L’édition scientifique et la traduction en français de trois des plus anciens textes liés à l’Abbaye de Saint-Maurice donnent un éclairage plus précis sur les circonstances et les origines de sa fondation en 515 par le roi des Burgondes Sigismond. La «Passion anonyme de saint Maurice», la «Vie des Abbés d’Agaune» et la «Passion de saint Sigismond» sont trois textes certes déjà connus, mais dont l’accès était réservé jusqu’à présent aux seuls latinistes ou spécialistes de l’histoire médiévale.
En publiant cette édition avec des commentaires, Eric Chevalley, maître d’enseignement et de recherche à l’Université de Lausanne, et Cédric Roduit, philologue, ouvrent cette connaissance à un public plus large. Ces trois textes mettent en valeur l’importance du monastère d’Agaune et l’ancienneté du culte de saint Maurice. Il s’agit d’éléments exceptionnels non seulement pour l’histoire du Valais et de la Suisse romande, mais aussi des témoins privilégiés de la culture et de la spiritualité de l’Occident chrétien à l’époque mérovingienne.
Issus d’auteurs anonymes, difficiles à dater précisément, appartenant au genre hagiographique, ces textes sont, avec quelques inscriptions, les plus anciens documents qui parlent de l’Abbaye de saint Maurice. Ils ont connu une large diffusion dans toute l’Europe médiévale, dans plusieurs dizaines de versions successives et parallèles. Souvent considérés par les historiens comme des récits essentiellement légendaires, ils apportent néanmoins des éléments historiques précis que la confrontation avec d’autres sources archéologiques ou artistiques permettent de confirmer.

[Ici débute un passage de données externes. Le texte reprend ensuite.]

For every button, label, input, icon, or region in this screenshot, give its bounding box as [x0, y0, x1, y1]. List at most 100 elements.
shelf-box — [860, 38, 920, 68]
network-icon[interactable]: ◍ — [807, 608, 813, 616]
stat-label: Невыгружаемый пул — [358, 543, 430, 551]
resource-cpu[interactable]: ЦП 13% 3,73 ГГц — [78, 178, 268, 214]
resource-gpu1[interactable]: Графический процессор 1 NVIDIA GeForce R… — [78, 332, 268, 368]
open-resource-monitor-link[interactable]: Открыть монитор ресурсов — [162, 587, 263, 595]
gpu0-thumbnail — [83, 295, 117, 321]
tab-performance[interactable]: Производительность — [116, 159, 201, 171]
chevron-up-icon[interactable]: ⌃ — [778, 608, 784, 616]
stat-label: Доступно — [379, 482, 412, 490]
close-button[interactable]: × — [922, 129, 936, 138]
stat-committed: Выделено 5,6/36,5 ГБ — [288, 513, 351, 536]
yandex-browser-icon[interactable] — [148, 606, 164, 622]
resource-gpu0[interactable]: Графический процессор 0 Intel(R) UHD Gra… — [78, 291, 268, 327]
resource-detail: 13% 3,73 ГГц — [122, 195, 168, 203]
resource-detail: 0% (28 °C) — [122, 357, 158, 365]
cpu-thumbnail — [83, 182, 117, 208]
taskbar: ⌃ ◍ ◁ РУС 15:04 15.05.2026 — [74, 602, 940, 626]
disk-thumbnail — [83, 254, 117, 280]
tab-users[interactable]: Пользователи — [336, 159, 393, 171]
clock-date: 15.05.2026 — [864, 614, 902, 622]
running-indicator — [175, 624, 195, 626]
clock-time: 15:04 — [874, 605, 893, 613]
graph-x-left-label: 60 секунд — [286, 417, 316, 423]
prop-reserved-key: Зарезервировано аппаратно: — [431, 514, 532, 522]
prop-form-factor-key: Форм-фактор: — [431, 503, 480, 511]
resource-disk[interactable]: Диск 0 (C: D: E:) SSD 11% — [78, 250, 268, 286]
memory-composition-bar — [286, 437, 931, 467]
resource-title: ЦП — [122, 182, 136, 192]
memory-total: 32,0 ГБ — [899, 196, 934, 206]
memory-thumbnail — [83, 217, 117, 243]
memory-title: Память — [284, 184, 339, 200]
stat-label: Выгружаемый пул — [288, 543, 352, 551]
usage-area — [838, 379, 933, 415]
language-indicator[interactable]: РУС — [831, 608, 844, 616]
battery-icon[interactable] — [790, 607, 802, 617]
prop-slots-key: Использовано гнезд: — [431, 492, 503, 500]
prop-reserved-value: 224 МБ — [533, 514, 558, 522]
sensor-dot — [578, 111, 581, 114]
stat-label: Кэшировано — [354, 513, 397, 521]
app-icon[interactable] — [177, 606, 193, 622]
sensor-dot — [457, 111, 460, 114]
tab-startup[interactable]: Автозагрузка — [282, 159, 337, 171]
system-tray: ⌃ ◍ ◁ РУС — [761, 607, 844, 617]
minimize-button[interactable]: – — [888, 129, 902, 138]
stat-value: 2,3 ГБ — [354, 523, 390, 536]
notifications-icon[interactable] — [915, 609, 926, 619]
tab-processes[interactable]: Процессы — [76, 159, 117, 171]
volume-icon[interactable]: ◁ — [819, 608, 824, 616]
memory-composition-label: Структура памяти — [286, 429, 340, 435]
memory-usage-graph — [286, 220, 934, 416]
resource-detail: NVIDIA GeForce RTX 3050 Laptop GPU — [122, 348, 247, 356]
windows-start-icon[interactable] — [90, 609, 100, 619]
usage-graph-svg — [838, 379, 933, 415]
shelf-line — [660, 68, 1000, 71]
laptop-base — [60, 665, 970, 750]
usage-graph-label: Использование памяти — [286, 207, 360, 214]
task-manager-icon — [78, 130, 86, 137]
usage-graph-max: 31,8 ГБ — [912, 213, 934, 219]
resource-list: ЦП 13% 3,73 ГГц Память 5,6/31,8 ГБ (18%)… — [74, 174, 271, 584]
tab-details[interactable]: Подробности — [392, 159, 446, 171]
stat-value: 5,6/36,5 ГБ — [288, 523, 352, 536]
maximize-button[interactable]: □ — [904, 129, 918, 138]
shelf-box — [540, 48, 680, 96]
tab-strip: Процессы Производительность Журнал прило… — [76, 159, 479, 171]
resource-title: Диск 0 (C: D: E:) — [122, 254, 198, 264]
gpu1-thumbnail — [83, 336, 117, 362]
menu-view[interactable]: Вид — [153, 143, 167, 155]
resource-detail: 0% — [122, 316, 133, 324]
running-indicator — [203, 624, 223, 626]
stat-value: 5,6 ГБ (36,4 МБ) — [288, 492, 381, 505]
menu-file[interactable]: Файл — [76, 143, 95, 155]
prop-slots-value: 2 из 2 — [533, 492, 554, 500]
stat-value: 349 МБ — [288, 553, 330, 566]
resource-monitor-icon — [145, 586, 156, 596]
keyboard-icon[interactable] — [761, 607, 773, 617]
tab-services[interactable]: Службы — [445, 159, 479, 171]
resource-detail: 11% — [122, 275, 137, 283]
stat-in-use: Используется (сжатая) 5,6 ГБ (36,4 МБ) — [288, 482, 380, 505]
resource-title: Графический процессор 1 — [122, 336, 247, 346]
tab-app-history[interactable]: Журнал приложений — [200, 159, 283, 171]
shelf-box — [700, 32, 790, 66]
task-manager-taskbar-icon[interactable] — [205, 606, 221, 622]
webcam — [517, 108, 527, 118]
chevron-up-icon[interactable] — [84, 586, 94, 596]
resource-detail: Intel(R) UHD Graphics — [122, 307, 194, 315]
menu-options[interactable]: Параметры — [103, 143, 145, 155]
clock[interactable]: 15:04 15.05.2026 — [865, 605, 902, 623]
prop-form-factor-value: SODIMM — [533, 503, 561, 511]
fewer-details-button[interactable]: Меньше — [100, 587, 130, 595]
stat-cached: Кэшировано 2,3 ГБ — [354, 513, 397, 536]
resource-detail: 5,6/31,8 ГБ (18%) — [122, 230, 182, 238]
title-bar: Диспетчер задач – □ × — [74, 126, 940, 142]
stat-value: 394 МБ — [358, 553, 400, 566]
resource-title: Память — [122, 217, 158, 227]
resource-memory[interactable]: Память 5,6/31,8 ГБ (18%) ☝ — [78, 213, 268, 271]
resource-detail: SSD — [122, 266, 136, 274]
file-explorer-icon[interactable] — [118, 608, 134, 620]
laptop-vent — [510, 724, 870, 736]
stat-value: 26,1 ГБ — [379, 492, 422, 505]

La «Vie des Abbés d’Agaune», le moins connu des trois textes, relate les circonstances de la fondation de l’Abbaye. Elle raconte par exemple que le premier Abbé Hymnenode, connu aussi par une inscription, a voulu débarrasser Agaune de la présence d’habitations profanes sur le lieu du martyre de la légion thébaine et qu’il y a interdit la présence de femmes. Cette indication permet ainsi d’affirmer l’existence d’un culte à saint Maurice organisé à Agaune avant la fondation de l’Abbaye en 515. Le roi burgonde Sigismond n’aurait ainsi fait que réorganiser autour d’une communauté monastique le pèlerinage à la basilique érigée sur le lieu du martyre.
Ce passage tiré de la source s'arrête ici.